С прощальным словом обратился к стоявшему на бугорке гробу коллега Ландау по институту, его сменил я. Как-никак, но я считал себя защищенным своим именем, довольно известным в ту пору, но не будь, в отличие от остальных, у меня этой защиты, все равно... Я смотрел на Ефима Иосифовича, на его одутловатое лицо (в рот, за разбитые, подкрашенные губы вложены были марлевые салфетки, кончик одной виднелся в уголке рта), мне казалось — он слышит, прислушивается к моим словам... Не помню, что именно я говорил, помню только, что суть моих слов состояла в том, что смерть Ландау есть тот самый факт, который, наряду с другими фактами, зовет нас к обобщениям... Эти обобщения мы должны, обязаны сделать... Это не только название книжки Ландау, это главное завещание, им оставленное...
По дороге с кладбища мы — Берденников, Антонов, Софиев, не помню — кто-то еще — брели, увязая в тягучей, липкой грязи по аллейкам, тропкам, дорожкам недавно открытого, еще неухоженного кладбища, выбрались на старое, вышли из него и остановились возле приветно светившего ларечка. Ранняя зимняя тьма уже плотно накрыла все вокруг, небо, забитое тучами, было без единой звезды, наши ноги, обросшие грязью, были как кувалды. Мы вытряхнули из карманов какую-то мелочь, разлили по стаканам взятую в ларьке водку и выпили — в память о Ландау и с единодушным проклятием в адрес власти и тех, кто ее воплощает — «Чтоб они сдохли!..», таким был в те годы наш неизменно повторяемый, с надеждой и верой произносимый тост...
И тут мне вспоминаются слова из письма Аркадия Белинкова — о том, что неверно представлять людей, загоняемых в лагеря, невинными овечками, пострадавшими ни за что ни про что. Нет, писал он, существовало сопротивление варварской власти, существовали ее сознательные — в разной мере — враги. При этом репрессии распространялись и на тех, кто служил ей самым преданным образом...
Кем являлись они, эти люди — Жовтис, Ландау, Шафер? Штейн, Вайсберг, Антонов, Берденников? Кем был Иван Петрович Шухов? Каждый из них на свой лад отстаивал свою внутреннюю независимость и, мало того, стремился, чтобы и другие — студенты, читатели, просто люди, с которыми они общались, почувствовали необходимость такой независимости, которая неизбежно противоречила режиму, ломавшему в каждом волю к свободе, осуществлению собственной личности...
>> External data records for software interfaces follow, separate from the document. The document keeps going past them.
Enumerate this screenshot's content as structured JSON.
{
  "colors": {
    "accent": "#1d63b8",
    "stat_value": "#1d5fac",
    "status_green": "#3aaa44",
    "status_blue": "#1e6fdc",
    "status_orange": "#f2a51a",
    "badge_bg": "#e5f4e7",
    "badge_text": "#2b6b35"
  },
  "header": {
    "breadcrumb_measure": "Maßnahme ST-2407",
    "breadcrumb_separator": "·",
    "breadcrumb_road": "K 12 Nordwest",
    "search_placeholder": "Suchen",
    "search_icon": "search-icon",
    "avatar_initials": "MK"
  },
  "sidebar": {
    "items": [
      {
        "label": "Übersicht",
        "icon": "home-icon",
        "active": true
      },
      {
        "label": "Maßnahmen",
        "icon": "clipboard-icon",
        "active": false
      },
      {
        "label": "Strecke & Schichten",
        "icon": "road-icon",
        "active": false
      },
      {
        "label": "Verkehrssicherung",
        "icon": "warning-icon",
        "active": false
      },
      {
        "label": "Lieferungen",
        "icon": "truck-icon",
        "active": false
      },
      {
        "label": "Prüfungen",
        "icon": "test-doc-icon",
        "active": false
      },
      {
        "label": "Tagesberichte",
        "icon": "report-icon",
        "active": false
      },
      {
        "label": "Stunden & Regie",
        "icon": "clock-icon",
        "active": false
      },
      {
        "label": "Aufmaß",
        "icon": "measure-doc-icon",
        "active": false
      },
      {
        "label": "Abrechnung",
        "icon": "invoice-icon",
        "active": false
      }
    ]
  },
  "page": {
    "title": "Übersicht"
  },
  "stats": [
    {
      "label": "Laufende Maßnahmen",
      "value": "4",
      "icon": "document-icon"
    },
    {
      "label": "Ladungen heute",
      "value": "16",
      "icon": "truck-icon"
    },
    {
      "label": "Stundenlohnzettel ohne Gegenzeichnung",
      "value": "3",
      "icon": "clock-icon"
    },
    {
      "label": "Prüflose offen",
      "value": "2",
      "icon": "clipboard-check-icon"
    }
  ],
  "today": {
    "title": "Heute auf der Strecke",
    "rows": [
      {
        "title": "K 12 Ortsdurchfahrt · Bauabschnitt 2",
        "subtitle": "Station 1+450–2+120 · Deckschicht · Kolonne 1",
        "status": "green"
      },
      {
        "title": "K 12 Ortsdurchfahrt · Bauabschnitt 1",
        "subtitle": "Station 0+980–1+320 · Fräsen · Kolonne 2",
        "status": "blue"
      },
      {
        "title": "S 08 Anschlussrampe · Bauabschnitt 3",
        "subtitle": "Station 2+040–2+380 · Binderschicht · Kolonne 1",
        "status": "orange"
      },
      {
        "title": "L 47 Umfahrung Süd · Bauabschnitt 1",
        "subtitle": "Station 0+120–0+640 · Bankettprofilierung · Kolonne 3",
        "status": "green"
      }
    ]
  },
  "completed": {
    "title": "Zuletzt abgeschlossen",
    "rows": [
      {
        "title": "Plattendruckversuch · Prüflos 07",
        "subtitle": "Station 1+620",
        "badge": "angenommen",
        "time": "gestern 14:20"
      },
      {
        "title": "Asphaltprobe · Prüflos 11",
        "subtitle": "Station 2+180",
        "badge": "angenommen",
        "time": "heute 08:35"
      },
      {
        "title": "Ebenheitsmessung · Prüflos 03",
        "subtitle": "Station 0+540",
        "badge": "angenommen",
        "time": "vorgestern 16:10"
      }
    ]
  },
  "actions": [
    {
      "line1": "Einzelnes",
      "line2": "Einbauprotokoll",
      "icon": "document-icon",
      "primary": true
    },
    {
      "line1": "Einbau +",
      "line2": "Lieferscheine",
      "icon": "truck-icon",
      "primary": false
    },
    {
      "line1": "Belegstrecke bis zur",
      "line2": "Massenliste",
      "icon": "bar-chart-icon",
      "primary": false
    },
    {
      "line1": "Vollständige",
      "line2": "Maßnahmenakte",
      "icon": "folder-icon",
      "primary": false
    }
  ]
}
Когда говорят или пишут о том времени, обычно тасуют одни и же имена — имена людей действительно достойных, крупных, значительных.. Тех, о ком шумели газеты, о ком — в противоположном газетам смысле — упоминалось в отпечатанных на папиросной бумаге «Хрониках», о ком сообщалось по «Свободе» и Би-би-си... Но мне хочется рассказать о людях, над головами которых не светилась аура святых или героев. Они сопротивлялись — как могли. И расплачивались за свое сопротивления самым жестоким образом.